Tyler The Creator
CALL ME IF YOU GET LOST
- Columbia Records
- 2021
- 53 minutes
Chaque album de Tyler The Creator possède sa propre facture auditive et approche le tout avec un angle particulier. Sur Igor, c’était l’homme sensible qui continuait de prendre une place importante. Il laissait de côté le rap pour se concentrer sur un R&B et des créations qui tendaient vers la mélodie pop, mais en refusant de se confiner aux limites établies par le genre.
Deux ans plus tard, parce que Tyler The Creator est régulier comme l’horloge, comme nous l’avons statué précédemment, il revient avec CALL ME IF YOU GET LOST. Un album qui est animé par le personnage de Sir Baudelaire, une version de lui qui oscille entre la colère et le romantisme typique des dernières créations. Il se passe la même chose avec la forme alors que l’Américain oscille entre le rap caractéristique de l’ère WOLF et les créations plus R&B des dernières années.
Ce qui est plaisant pour les fans de la première heure est le retour des solides lignes qui étaient caractéristiques des premiers textes de Tyler The Creator.
Two, four, five hundred stacks for the hood (I dare you, nigga)
Call me lumbеrjack ’cause I wish a nigga would race (Uh-huh, right)— LUMBERJACK
Les jeux de mots de la sorte qui joue à la fois sur le sens, la poésie et la sonorité sont légion sur CALL ME IF YOU GET LOST. Tyler The Creator émet même des commentaires par rapport à son propre choix de terme disant qu’il n’aime même pas le mot « bitch » à la fin de CORSO après avoir été assez vulgaire en racontant qu’il a tenté de « voler » la blonde de quelqu’un d’autre.
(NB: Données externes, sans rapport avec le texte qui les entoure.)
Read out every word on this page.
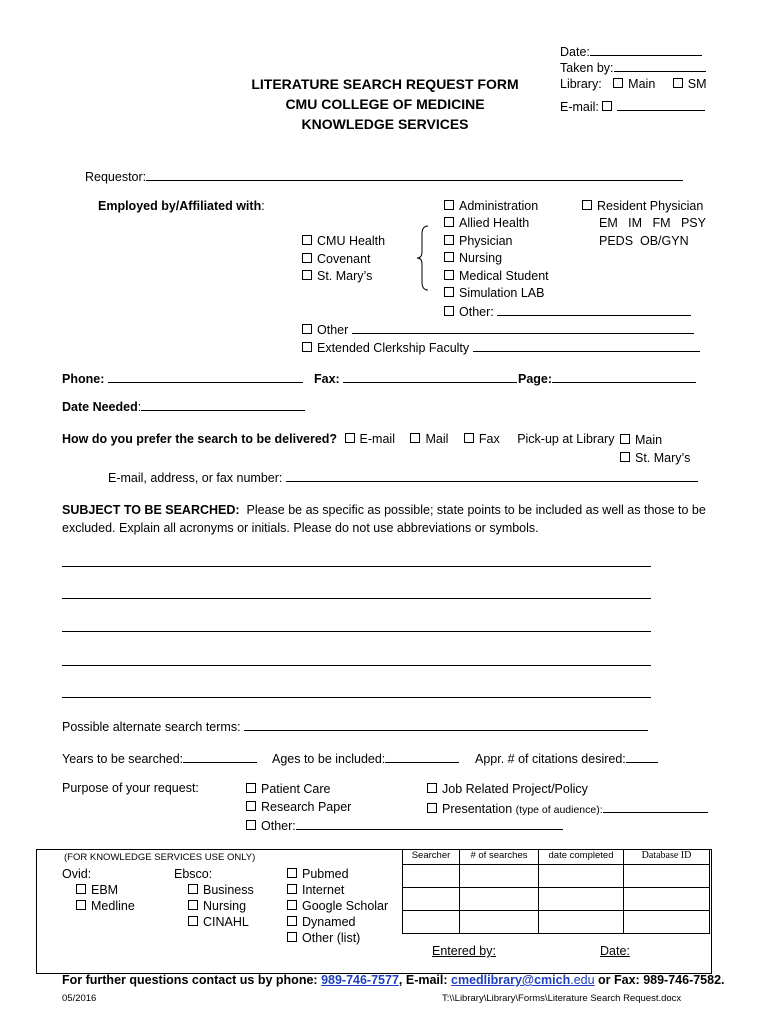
Date:
Taken by:
Library: Main	SM
E-mail:
LITERATURE SEARCH REQUEST FORM
CMU COLLEGE OF MEDICINE
KNOWLEDGE SERVICES
Requestor:
Employed by/Affiliated with:
CMU Health
Covenant
St. Mary’s
Administration
Allied Health
Physician
Nursing
Medical Student
Simulation LAB
Other:
Resident Physician
EM   IM   FM   PSY
PEDS  OB/GYN
Other
Extended Clerkship Faculty
Phone:	Fax:	Page:
Date Needed:
How do you prefer the search to be delivered? E-mail Mail Fax Pick-up at Library	Main
St. Mary’s
E-mail, address, or fax number:
SUBJECT TO BE SEARCHED: Please be as specific as possible; state points to be included as well as those to be
excluded. Explain all acronyms or initials. Please do not use abbreviations or symbols.
Possible alternate search terms:
Years to be searched:	Ages to be included:	Appr. # of citations desired:
Purpose of your request:	Patient Care
Research Paper
Other:
Job Related Project/Policy
Presentation (type of audience):
(FOR KNOWLEDGE SERVICES USE ONLY)
Ovid:
EBM
Medline
Ebsco:
Business
Nursing
CINAHL
Pubmed
Internet
Google Scholar
Dynamed
Other (list)
Searcher	# of searches	date completed	Database ID

Entered by:	Date:
For further questions contact us by phone: 989-746-7577, E-mail: cmedlibrary@cmich.edu or Fax: 989-746-7582.
05/2016	T:\\Library\Library\Forms\Literature Search Request.docx
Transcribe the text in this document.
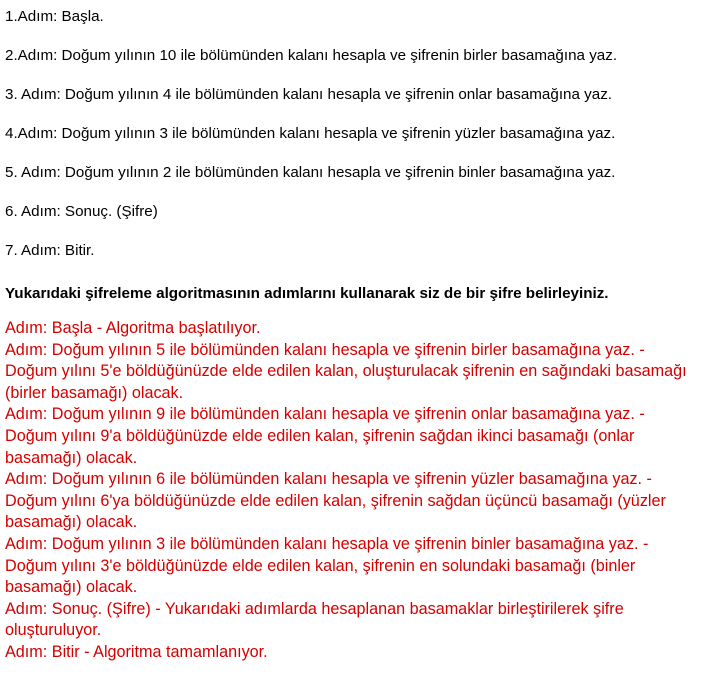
1.Adım: Başla.
2.Adım: Doğum yılının 10 ile bölümünden kalanı hesapla ve şifrenin birler basamağına yaz.
3. Adım: Doğum yılının 4 ile bölümünden kalanı hesapla ve şifrenin onlar basamağına yaz.
4.Adım: Doğum yılının 3 ile bölümünden kalanı hesapla ve şifrenin yüzler basamağına yaz.
5. Adım: Doğum yılının 2 ile bölümünden kalanı hesapla ve şifrenin binler basamağına yaz.
6. Adım: Sonuç. (Şifre)
7. Adım: Bitir.
Yukarıdaki şifreleme algoritmasının adımlarını kullanarak siz de bir şifre belirleyiniz.

Adım: Başla - Algoritma başlatılıyor.

Adım: Doğum yılının 5 ile bölümünden kalanı hesapla ve şifrenin birler basamağına yaz. - Doğum yılını 5'e böldüğünüzde elde edilen kalan, oluşturulacak şifrenin en sağındaki basamağı (birler basamağı) olacak.

Adım: Doğum yılının 9 ile bölümünden kalanı hesapla ve şifrenin onlar basamağına yaz. - Doğum yılını 9'a böldüğünüzde elde edilen kalan, şifrenin sağdan ikinci basamağı (onlar basamağı) olacak.

Adım: Doğum yılının 6 ile bölümünden kalanı hesapla ve şifrenin yüzler basamağına yaz. - Doğum yılını 6'ya böldüğünüzde elde edilen kalan, şifrenin sağdan üçüncü basamağı (yüzler basamağı) olacak.

Adım: Doğum yılının 3 ile bölümünden kalanı hesapla ve şifrenin binler basamağına yaz. - Doğum yılını 3'e böldüğünüzde elde edilen kalan, şifrenin en solundaki basamağı (binler basamağı) olacak.

Adım: Sonuç. (Şifre) - Yukarıdaki adımlarda hesaplanan basamaklar birleştirilerek şifre oluşturuluyor.

Adım: Bitir - Algoritma tamamlanıyor.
Les contradictions typiques du rappeur y sont utilisées pour semer la confusion comme si Tyler The Creator jouait à balancer sa personnalité entre le jeune rappeur qui usait de vulgarité pour choquer et le rappeur plus mature qui a délaissé le côté tape-à-l’oeil. En ce sens, ça rejoint la personnalité de Baudelaire qui a passé sa vie à choquer ses contemporains, parfois intentionnellement.
Turn the fuckin’ noise up, ah, nigga, my heart broken
Remember I was rich so I bought me some new emotions
And a new boat ’cause I rather cry in the ocean
It’s T, baby, uh— CORSO
Et malgré le retour salué des rimes rapides et ingénieuses de Tyler The Creator, on y retrouve tout de même aussi des pièces axées sur les mélodies caractéristiques des deux derniers albums comme l’excellente WUSYANAME sur laquelle Ty Dolla $ign et YoungBoy Never Broke Again participent. Même son de cloche du côté de SWEET / I TOUGHT YOU WANTED TO DANCE qui atteint une longueur de 9 minutes 48 secondes. C’est aussi le cas de WILSHIRE qui oscille le 8 minutes et demi. Ce qui ne veut pas dire pour autant qu’on s’ennuie. La première est très mélodieuse et la seconde offre encore un bon moment de rap qui coule naturellement.
MANIFESTO est un des rares textes qui abordent la délicate position dans laquelle se retrouvent les artistes noirs : constamment obligé de se définir ainsi, tout en étant très conscient que l’Histoire heurte. Il aborde du même coup ses textes qui sont aujourd’hui considérés comme problématiques. C’est vrai qu’il est un peu fou de creuser toujours dans le passé des autres pour trouver ce moment de toxicité et l’élever en condition constante. Le texte réussit à bien décrire les nombreuses contradictions qui l’habitent.
Tyler The Creator prouve encore une fois avec CALL ME IF YOU GET LOST qu’il a toujours deux ou trois coups d’avance sur le reste de l’industrie. De plus, il est assez brillant pour faire une introspection en public en utilisant ses propres mots et en naviguant à travers les contradictions qui habitent presque tout le monde. Le tout est fait avec un talent indiscutable pour la mélodie et une maîtrise du langage hors pair. Pas de doute, Tyler The Creator est l’un des artistes les plus brillants de sa génération.